Joseph, who almost always never allows any expression to play on his face, was happy with his own pursuits. He had an attention span that beggars belief. When he was two we took him to see a pantomime at Almondbury Methodist Church. He sat on Norma's knee for the whole of the performance, without once taking his eyes from the stage. He played happily by himself, his delicate fingers building structures of amazing complexity that he filled with his titanic imagination.

Tom had barely started walking when he discovered how to press the impassive Joseph's panic button. Standing along the length of Joseph's railway track, or near one of his tall towers built of interlocking plastic bricks, Tom would slide his foot slowly but menacingly whilst watching Joseph's face. He would not make his final destructive lunge until he had seen the full strength of horror in Joseph's eyes. Then, with his smile widening to include his eyes and with the full beam of an angel of blessing, his full destructive force was unleashed on Joseph's joy.

Joseph's young and tender heart broke. Tom revelled in the reaction he had evoked in his older brother. However, Joseph was not the sole recipient of Tom's unusual mind. One day, Joseph told his mummy that Tom was being naughty upstairs. Jo went to investigate and discovered that Tom had been filling a jug at the bathroom sink, then pouring water on the stairs carpet, a step further down with each visit.

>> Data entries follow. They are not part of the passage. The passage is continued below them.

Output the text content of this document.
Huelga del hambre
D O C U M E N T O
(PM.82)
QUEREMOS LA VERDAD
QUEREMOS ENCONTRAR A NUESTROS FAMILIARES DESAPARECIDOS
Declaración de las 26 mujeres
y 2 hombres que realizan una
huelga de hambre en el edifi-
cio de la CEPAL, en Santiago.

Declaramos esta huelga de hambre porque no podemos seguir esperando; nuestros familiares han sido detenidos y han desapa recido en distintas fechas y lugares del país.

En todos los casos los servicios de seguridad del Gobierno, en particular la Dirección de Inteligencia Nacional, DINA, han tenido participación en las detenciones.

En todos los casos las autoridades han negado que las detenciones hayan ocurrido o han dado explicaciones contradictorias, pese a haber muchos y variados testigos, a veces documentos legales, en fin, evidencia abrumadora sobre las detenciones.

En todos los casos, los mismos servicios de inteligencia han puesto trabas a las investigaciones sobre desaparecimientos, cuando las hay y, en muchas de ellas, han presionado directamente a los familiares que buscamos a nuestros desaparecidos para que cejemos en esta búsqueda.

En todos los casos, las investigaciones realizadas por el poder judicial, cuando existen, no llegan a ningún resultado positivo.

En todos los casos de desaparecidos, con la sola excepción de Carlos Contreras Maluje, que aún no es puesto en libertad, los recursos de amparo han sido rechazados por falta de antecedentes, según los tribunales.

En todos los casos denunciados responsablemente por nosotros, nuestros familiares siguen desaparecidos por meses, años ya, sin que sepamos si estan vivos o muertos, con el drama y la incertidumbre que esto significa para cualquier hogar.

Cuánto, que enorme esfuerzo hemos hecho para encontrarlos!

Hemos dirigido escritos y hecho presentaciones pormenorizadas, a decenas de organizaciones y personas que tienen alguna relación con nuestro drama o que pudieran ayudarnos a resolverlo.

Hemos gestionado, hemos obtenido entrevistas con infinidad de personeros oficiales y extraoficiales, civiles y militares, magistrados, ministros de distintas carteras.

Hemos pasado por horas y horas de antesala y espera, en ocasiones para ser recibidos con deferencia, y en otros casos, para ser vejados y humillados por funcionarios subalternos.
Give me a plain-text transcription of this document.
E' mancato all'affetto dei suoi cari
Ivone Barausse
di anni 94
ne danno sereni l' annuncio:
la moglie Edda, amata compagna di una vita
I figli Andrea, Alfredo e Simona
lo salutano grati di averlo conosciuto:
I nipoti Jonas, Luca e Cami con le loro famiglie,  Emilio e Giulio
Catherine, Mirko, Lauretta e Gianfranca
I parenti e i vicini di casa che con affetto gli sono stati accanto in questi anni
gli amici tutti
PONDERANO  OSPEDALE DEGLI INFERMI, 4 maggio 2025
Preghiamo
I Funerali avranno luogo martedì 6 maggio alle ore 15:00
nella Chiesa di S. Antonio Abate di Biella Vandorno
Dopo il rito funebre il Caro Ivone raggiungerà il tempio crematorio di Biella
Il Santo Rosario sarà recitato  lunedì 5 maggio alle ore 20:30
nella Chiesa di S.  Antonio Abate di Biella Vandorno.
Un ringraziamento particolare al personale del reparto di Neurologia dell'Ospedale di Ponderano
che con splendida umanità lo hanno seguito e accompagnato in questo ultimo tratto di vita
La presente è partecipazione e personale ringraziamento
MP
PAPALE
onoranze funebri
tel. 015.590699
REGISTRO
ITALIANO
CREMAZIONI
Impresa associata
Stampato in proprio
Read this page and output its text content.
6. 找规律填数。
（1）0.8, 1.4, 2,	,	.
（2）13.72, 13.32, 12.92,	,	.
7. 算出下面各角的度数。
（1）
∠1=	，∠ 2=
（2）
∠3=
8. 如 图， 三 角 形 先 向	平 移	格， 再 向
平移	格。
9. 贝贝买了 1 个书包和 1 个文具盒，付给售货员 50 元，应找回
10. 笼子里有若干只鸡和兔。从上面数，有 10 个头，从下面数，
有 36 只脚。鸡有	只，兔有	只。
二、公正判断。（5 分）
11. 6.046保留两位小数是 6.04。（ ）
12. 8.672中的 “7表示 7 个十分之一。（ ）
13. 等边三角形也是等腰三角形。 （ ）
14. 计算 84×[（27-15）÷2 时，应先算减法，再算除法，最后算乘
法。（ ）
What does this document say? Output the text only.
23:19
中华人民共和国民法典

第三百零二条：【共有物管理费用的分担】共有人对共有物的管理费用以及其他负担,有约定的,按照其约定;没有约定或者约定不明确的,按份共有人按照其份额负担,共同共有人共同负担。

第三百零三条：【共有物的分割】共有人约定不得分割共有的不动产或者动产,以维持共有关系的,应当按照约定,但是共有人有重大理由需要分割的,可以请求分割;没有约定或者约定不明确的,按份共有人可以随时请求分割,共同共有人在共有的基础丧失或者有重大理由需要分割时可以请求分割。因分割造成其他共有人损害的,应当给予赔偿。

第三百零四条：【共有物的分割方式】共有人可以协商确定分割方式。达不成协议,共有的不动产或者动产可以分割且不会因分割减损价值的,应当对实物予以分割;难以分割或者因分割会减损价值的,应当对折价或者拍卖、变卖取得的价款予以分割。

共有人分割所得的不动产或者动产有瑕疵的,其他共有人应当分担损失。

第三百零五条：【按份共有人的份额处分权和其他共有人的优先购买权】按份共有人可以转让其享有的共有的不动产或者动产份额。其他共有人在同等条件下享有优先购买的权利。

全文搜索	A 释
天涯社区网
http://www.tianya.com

As Jo reached the bathroom, Tom was just turning the tap off above his brimming jug.

One look at his mother's face told Tom that the jig was up and that it was time for damage limitation. Turning the tap off, he emptied the jug's contents into the sink, handed the jug to Jo, looked her straight in the eyes, and declared brightly, "I've finished now!" Jo was too amused to be cross. How much trouble Tom avoided simply by his pleasant attitude and mile-wide grin, no one will ever know.

Each of Jo's boys was quite different in temperament and character. Yet, each had that touch of something about them that convinced everyone that they had been touched by angels. After Tom, came Luke, a robust but demanding child whose smile belied his propensity for generating horror into his siblings. When the long-awaited Alice came, to partly redress the balance of three boys, she looked just like Joseph. However, her smile was as infectious and as easily provoked as Tom's.

Jo says that her children can be little monsters, but whenever I see them, they are as cherubic as seraphim and as sweetly innocent as newborn lambs.

Perhaps it is the miracle of human life that each of us swings between heaven and hell, and are sometimes touched by angels, although occasionally we are touched by other beings. The wonder of it all is not that now and then we are rather bad, but that from time to time we are very good. It is at these times that we approach our divine potential.

The prophet Elijah had a hard time after his failure to stop the prophets of Baal. In his misery he slept beneath a juniper tree and wished to die. However, his life changed for the better when an angel touched him.

Sometimes, when I am feeling tired or sorry for myself, I look at the tumbling mass of arms, legs, and blonde hair interspersed with the occasional flash of bright copper red among the flurry, and feel myself touched by angels. Suddenly, life is better and I silently thank God, smile, and count my blessings.